Meet the Press | December 02, 2012
>> congressman van hollen, you have speaker boehner saying this morning to fox, we are nowhere. this was an unserious proposal. is it just political theater like the treasury secretary said?
>> well, what's happened now is that the president has put forward a plan. it's transparent. it's on the internet. speaker boehner needs to come forward and put his counterplan on the table right now. that's what has to happen. so when speaker boehner says we're at a stalemate, it's because he refuses to put forward other options. let's be really clear on what the president has said. he wants to extend tax relief for 100% of american families and small businesses on their first $250,000 of income. and what republicans are saying it is, nobody gets that tax relief unless folks over $250,000 get the extra four cents on the dollar that they were getting compared to the clinton tax rates . and i just don't believe that the american people are going to accept the republican position when we need to extend middle class tax cuts and get serious about our long-term deficit reduction.
>> gamesmanship. that's the big piece of this. what's the bottom line? does the president have a chance to prevail with how he's going about this at the moment?

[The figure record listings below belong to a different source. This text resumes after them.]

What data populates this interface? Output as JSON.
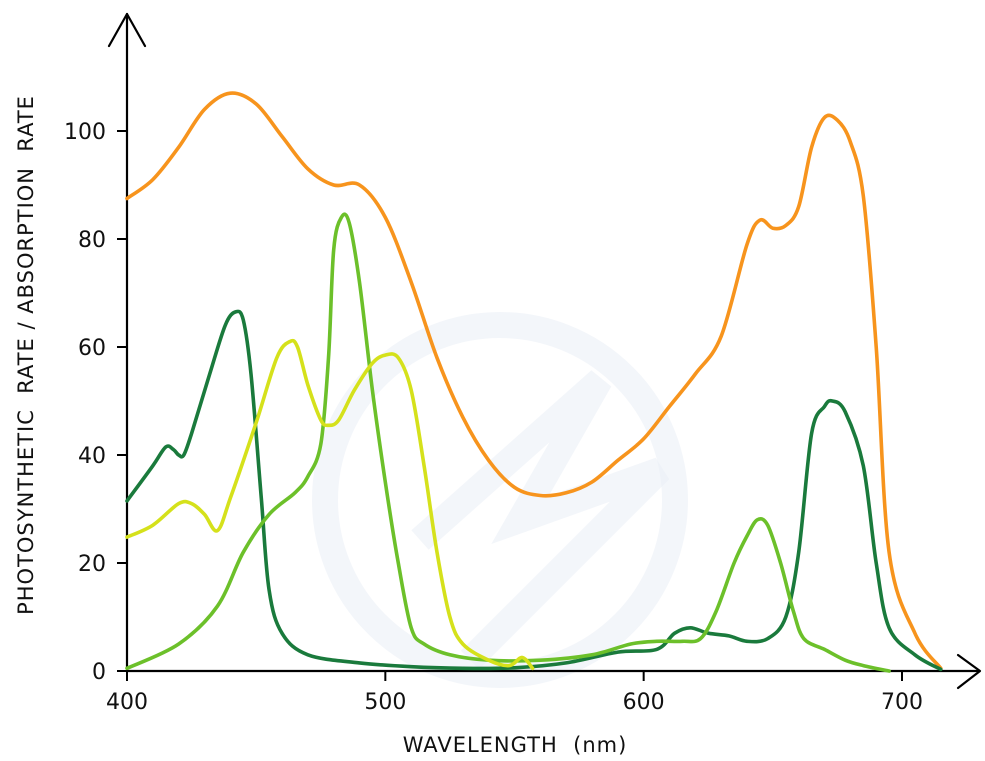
{
  "chart_data": {
    "type": "line",
    "xlabel": "WAVELENGTH  (nm)",
    "ylabel": "PHOTOSYNTHETIC  RATE / ABSORPTION  RATE",
    "xlim": [
      400,
      720
    ],
    "ylim": [
      0,
      110
    ],
    "x_ticks": [
      {
        "value": 400,
        "label": "400"
      },
      {
        "value": 500,
        "label": "500"
      },
      {
        "value": 600,
        "label": "600"
      },
      {
        "value": 700,
        "label": "700"
      }
    ],
    "y_ticks": [
      {
        "value": 0,
        "label": "0"
      },
      {
        "value": 20,
        "label": "20"
      },
      {
        "value": 40,
        "label": "40"
      },
      {
        "value": 60,
        "label": "60"
      },
      {
        "value": 80,
        "label": "80"
      },
      {
        "value": 100,
        "label": "100"
      }
    ],
    "grid": false,
    "legend": "none",
    "series": [
      {
        "color": "#f7941d",
        "points": [
          [
            400,
            87.5
          ],
          [
            410,
            91
          ],
          [
            420,
            97
          ],
          [
            430,
            104
          ],
          [
            440,
            107
          ],
          [
            450,
            105
          ],
          [
            460,
            99
          ],
          [
            470,
            93
          ],
          [
            480,
            90
          ],
          [
            490,
            90
          ],
          [
            500,
            84
          ],
          [
            510,
            72
          ],
          [
            520,
            58
          ],
          [
            530,
            47
          ],
          [
            540,
            39
          ],
          [
            550,
            34
          ],
          [
            560,
            32.5
          ],
          [
            570,
            33
          ],
          [
            580,
            35
          ],
          [
            590,
            39
          ],
          [
            600,
            43
          ],
          [
            610,
            49
          ],
          [
            620,
            55
          ],
          [
            630,
            62
          ],
          [
            640,
            79
          ],
          [
            645,
            83.5
          ],
          [
            650,
            82
          ],
          [
            655,
            82.5
          ],
          [
            660,
            86
          ],
          [
            665,
            97
          ],
          [
            670,
            102.5
          ],
          [
            675,
            102
          ],
          [
            680,
            98
          ],
          [
            685,
            88
          ],
          [
            690,
            60
          ],
          [
            695,
            22
          ],
          [
            705,
            7
          ],
          [
            715,
            0.5
          ]
        ]
      },
      {
        "color": "#1a7a3c",
        "points": [
          [
            400,
            31.5
          ],
          [
            410,
            38
          ],
          [
            415,
            41.5
          ],
          [
            418,
            41
          ],
          [
            420,
            40
          ],
          [
            422,
            40
          ],
          [
            425,
            44
          ],
          [
            432,
            55
          ],
          [
            438,
            64
          ],
          [
            442,
            66.5
          ],
          [
            445,
            65
          ],
          [
            448,
            55
          ],
          [
            452,
            32
          ],
          [
            455,
            15
          ],
          [
            460,
            7
          ],
          [
            470,
            3
          ],
          [
            490,
            1.5
          ],
          [
            510,
            0.8
          ],
          [
            530,
            0.5
          ],
          [
            550,
            0.6
          ],
          [
            570,
            1.5
          ],
          [
            590,
            3.5
          ],
          [
            605,
            4
          ],
          [
            612,
            7
          ],
          [
            618,
            8
          ],
          [
            625,
            7
          ],
          [
            633,
            6.5
          ],
          [
            640,
            5.5
          ],
          [
            648,
            6
          ],
          [
            655,
            10
          ],
          [
            660,
            22
          ],
          [
            665,
            44
          ],
          [
            670,
            49
          ],
          [
            673,
            50
          ],
          [
            678,
            48
          ],
          [
            685,
            38
          ],
          [
            690,
            20
          ],
          [
            695,
            8
          ],
          [
            705,
            3
          ],
          [
            715,
            0.3
          ]
        ]
      },
      {
        "color": "#6cc02a",
        "points": [
          [
            400,
            0.5
          ],
          [
            420,
            5
          ],
          [
            435,
            12
          ],
          [
            445,
            22
          ],
          [
            455,
            29
          ],
          [
            465,
            33
          ],
          [
            470,
            36
          ],
          [
            475,
            42
          ],
          [
            478,
            58
          ],
          [
            480,
            78
          ],
          [
            483,
            84
          ],
          [
            486,
            83
          ],
          [
            490,
            72
          ],
          [
            495,
            52
          ],
          [
            500,
            35
          ],
          [
            505,
            20
          ],
          [
            510,
            8
          ],
          [
            515,
            5
          ],
          [
            525,
            3
          ],
          [
            540,
            2
          ],
          [
            560,
            2
          ],
          [
            580,
            3
          ],
          [
            595,
            5
          ],
          [
            605,
            5.5
          ],
          [
            615,
            5.5
          ],
          [
            622,
            6
          ],
          [
            628,
            11
          ],
          [
            635,
            20
          ],
          [
            640,
            25
          ],
          [
            644,
            28
          ],
          [
            648,
            27
          ],
          [
            653,
            20
          ],
          [
            658,
            11
          ],
          [
            662,
            6
          ],
          [
            670,
            4
          ],
          [
            678,
            2
          ],
          [
            685,
            1
          ],
          [
            695,
            0
          ]
        ]
      },
      {
        "color": "#d5e11b",
        "points": [
          [
            400,
            24.8
          ],
          [
            410,
            27
          ],
          [
            420,
            31
          ],
          [
            425,
            31
          ],
          [
            430,
            29
          ],
          [
            435,
            26
          ],
          [
            440,
            32
          ],
          [
            450,
            46
          ],
          [
            458,
            58
          ],
          [
            463,
            61
          ],
          [
            466,
            60
          ],
          [
            470,
            53
          ],
          [
            475,
            46.5
          ],
          [
            478,
            45.5
          ],
          [
            482,
            46.5
          ],
          [
            488,
            52
          ],
          [
            495,
            57
          ],
          [
            500,
            58.5
          ],
          [
            505,
            58
          ],
          [
            510,
            52
          ],
          [
            515,
            38
          ],
          [
            520,
            22
          ],
          [
            525,
            10
          ],
          [
            530,
            5
          ],
          [
            540,
            2
          ],
          [
            548,
            1
          ],
          [
            553,
            2.5
          ],
          [
            557,
            0.5
          ]
        ]
      }
    ]
  }
}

>> at this point, it looks like both sides are digging in. based on that interview, it looks like the president is digging in and that's unfortunate, because it doesn't seem like we are looking at compromise right now. as far as the economy is concerned, we will see a hit to the economy if in fact both sides continue to dig in. and the markets right now are expecting a deal. the markets have been trading fine. if we don't get a deal, we're going to see a sizeable decline in stocks. we are going to get a big disappointme disappointment.
>> jim, let's talk about it. when we go over the fiscal cliff, what happens? the bush tax cuts expire january 1 , so they automatically go up to clinton era levels. the 2011 payroll tax holiday expires. the alternative tax kicks in. and then you have $1 trillion of cuts, half of which is in defense. how is the president doing in his pitch so far, both in his first offer and how he's going to the public to sell this?

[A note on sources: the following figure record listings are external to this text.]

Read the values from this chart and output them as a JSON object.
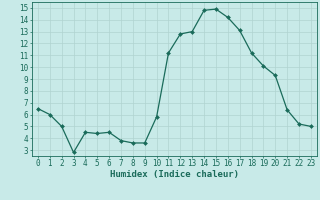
{
  "x": [
    0,
    1,
    2,
    3,
    4,
    5,
    6,
    7,
    8,
    9,
    10,
    11,
    12,
    13,
    14,
    15,
    16,
    17,
    18,
    19,
    20,
    21,
    22,
    23
  ],
  "y": [
    6.5,
    6.0,
    5.0,
    2.8,
    4.5,
    4.4,
    4.5,
    3.8,
    3.6,
    3.6,
    5.8,
    11.2,
    12.8,
    13.0,
    14.8,
    14.9,
    14.2,
    13.1,
    11.2,
    10.1,
    9.3,
    6.4,
    5.2,
    5.0
  ],
  "line_color": "#1a6b5a",
  "marker": "D",
  "marker_size": 2.0,
  "bg_color": "#c8eae8",
  "grid_color": "#b0d4d0",
  "xlabel": "Humidex (Indice chaleur)",
  "ylim": [
    2.5,
    15.5
  ],
  "xlim": [
    -0.5,
    23.5
  ],
  "yticks": [
    3,
    4,
    5,
    6,
    7,
    8,
    9,
    10,
    11,
    12,
    13,
    14,
    15
  ],
  "xticks": [
    0,
    1,
    2,
    3,
    4,
    5,
    6,
    7,
    8,
    9,
    10,
    11,
    12,
    13,
    14,
    15,
    16,
    17,
    18,
    19,
    20,
    21,
    22,
    23
  ],
  "tick_color": "#1a6b5a",
  "label_fontsize": 6.5,
  "tick_fontsize": 5.5,
  "line_width": 0.9
}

>> i think he's doing pretty well. i think he is calling for compromise. compromise means no firings of any great magnitude starting january 8 . january 8 , that's the first company reports. there will be a foot race to fire. who can fire the most? who saw the recession coming? and i think that compromise, which i believe the president is actually offering, avoids those firings. avoids the big spending problems that you're going to see. there's no valentine's day. there's no easter. there's no big spending days coming if you go through and don't compromise.

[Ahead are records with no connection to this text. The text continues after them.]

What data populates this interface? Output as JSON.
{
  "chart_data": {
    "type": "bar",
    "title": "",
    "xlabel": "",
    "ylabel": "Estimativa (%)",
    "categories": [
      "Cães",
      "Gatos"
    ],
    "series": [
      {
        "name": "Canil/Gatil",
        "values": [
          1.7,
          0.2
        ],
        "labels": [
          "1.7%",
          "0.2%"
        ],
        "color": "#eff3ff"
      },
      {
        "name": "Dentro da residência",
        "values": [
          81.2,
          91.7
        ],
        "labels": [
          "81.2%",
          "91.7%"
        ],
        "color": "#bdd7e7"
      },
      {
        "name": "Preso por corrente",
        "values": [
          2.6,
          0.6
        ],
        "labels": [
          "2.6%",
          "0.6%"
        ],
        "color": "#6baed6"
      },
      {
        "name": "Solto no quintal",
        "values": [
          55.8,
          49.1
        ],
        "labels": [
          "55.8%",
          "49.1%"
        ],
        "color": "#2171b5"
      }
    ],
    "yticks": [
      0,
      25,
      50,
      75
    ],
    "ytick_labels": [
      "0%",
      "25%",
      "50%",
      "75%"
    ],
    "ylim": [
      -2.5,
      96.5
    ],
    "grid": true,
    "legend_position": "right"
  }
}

>> here's what i think is going on in part, grover. the president is being as aggressive as he is with this initial proposal, putting boehner in a position to fight him hard, so if boehner can win some concessions, that he can look better. that he can say to his caucus, look, we fought the good fight here. i dialed them back from where they were significantly. we've got to take this tough medicine.
>> it might work, except you left a couple of things off. there's $1 trillion of obama care taxes hitting in the next several years, many of them major taxes. if you have a flexible savings account on january 1 -- this isn't the fiscal cliff. this is what obama has already baked into the cake. your flexible savings account will be trashed by taxes. millions of special needs families will find their taxes go up. if you're really sick, you can't deduct as much of your health care costs as you used to. these are all the ways that obama 's raising taxes , $1 trillion, $1.1 trillion, over the next decade. five major taxes. his new taxes are not off the table. they hit directly into the middle class . medical devices . when you go to the hospital, medical devices like riding in a wheelchair will get more expensive because of this tax. i mean, these taxes are damaging. he wants to make them permanent.
>> i think grover knows that the major source of additional taxes is part of the affordable care act is asking higher income individuals over $250,000 to pay higher capital gains and more on their medicare contribution. that was the bulk of the taxes. so to suggest that this is a big tax increase on middle income americans is just not right. the president's proposing that we extend tax relief for the middle income americans. that's what we've got to do.
>> if you have a flexible savings account , you're being damaged.